Note – I received a copy of this book from the publisher through TLC Book Tours in exchange for an honest review. All thoughts and opinions are my own.
About The Last Days of Oscar Wilde
Paperback: 350 pages
Publisher: Burlesque Press, LLC (January 15, 2018)
How is it possible that the genius author of such 19th century classics as The Picture of Dorian Gray and The Importance of Being Earnest died destitute in Paris at the age of 46? In John Vanderslice’s vivid and heartbreaking novel, we meet Oscar Wilde after a two year incarceration in an English prison for gross indecency. Once free, his reputation and finances in ruins, he leaves England for Paris where, frequently inebriated, he stays in shabby hotel rooms paid for by his few, remaining friends.
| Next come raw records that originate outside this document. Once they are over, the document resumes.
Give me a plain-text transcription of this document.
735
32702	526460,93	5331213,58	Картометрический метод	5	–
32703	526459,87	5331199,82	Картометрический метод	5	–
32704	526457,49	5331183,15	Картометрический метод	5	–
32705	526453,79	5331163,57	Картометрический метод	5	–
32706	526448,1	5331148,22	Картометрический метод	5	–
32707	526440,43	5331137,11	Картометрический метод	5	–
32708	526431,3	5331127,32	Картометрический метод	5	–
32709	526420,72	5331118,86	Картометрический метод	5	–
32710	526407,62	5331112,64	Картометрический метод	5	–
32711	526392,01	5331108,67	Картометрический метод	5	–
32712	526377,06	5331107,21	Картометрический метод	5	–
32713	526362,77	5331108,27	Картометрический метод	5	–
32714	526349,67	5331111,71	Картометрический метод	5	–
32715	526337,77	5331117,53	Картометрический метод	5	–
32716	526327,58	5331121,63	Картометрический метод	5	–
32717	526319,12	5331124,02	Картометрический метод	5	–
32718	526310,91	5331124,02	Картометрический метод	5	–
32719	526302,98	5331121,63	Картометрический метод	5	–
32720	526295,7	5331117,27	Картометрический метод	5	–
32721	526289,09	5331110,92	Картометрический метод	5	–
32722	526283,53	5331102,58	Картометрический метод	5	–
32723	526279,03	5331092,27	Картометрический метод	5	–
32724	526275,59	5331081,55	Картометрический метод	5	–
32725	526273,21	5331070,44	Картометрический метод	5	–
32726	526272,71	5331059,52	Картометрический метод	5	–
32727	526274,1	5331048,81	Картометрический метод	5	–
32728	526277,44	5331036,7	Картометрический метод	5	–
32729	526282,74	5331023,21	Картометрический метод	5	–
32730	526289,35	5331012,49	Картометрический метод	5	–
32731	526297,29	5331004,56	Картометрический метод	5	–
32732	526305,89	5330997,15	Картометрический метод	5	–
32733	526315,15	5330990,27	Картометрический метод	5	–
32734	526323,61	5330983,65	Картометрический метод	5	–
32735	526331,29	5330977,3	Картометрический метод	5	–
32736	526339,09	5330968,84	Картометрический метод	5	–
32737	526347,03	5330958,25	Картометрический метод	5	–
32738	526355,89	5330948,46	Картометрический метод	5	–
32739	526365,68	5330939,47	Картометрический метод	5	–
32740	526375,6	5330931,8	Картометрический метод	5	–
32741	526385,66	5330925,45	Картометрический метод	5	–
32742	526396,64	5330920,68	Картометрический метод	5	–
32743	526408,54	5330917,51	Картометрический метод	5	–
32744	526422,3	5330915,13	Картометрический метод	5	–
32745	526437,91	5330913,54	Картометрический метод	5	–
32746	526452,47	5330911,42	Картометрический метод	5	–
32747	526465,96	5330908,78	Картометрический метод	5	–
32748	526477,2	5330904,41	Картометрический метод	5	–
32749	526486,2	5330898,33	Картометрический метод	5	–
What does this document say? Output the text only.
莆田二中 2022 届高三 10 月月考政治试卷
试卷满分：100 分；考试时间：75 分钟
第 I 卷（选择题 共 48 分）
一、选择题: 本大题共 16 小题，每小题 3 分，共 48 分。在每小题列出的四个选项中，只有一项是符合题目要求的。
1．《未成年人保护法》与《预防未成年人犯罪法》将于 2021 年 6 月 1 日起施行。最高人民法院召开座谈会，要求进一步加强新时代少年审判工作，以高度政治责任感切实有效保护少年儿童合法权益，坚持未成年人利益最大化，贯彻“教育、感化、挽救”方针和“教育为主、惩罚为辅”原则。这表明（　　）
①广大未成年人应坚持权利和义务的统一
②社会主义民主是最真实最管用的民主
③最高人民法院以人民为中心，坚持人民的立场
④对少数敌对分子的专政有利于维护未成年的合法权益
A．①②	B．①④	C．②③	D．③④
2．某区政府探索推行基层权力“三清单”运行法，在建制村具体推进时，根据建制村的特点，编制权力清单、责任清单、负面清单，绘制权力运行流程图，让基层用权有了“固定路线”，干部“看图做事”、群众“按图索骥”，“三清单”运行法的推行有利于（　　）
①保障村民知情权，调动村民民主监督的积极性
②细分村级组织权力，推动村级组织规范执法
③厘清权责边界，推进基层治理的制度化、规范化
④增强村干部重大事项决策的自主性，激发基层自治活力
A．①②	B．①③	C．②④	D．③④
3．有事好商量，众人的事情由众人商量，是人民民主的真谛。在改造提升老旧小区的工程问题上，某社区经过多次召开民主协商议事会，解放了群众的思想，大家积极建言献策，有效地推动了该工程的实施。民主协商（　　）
In Vanderslice’s deftly-imagined portrayal, Wilde’s idiosyncratic and affecting greatness is revealed. Through his thoughts and interactions, we experience the heart and mind of a literary giant brought down by the morals of his time. For a while, Wilde manages to maintain his legendary sense of humor and joie de vivre, a superstitious religiosity, and the dogged pursuit of beautiful young men. Sadly, the formerly prolific author and raconteur no longer has the desire to write. Instead, he distantly observes the world and is ultimately felled by serious illness. It is at his funeral that his artistic reputation begins its slow rehabilitation as friends and a small devoted public flock to the church to honor the artist, who spoke openly about homosexuality, the hypocrisy of Victorian values, and the importance of art for art’s sake.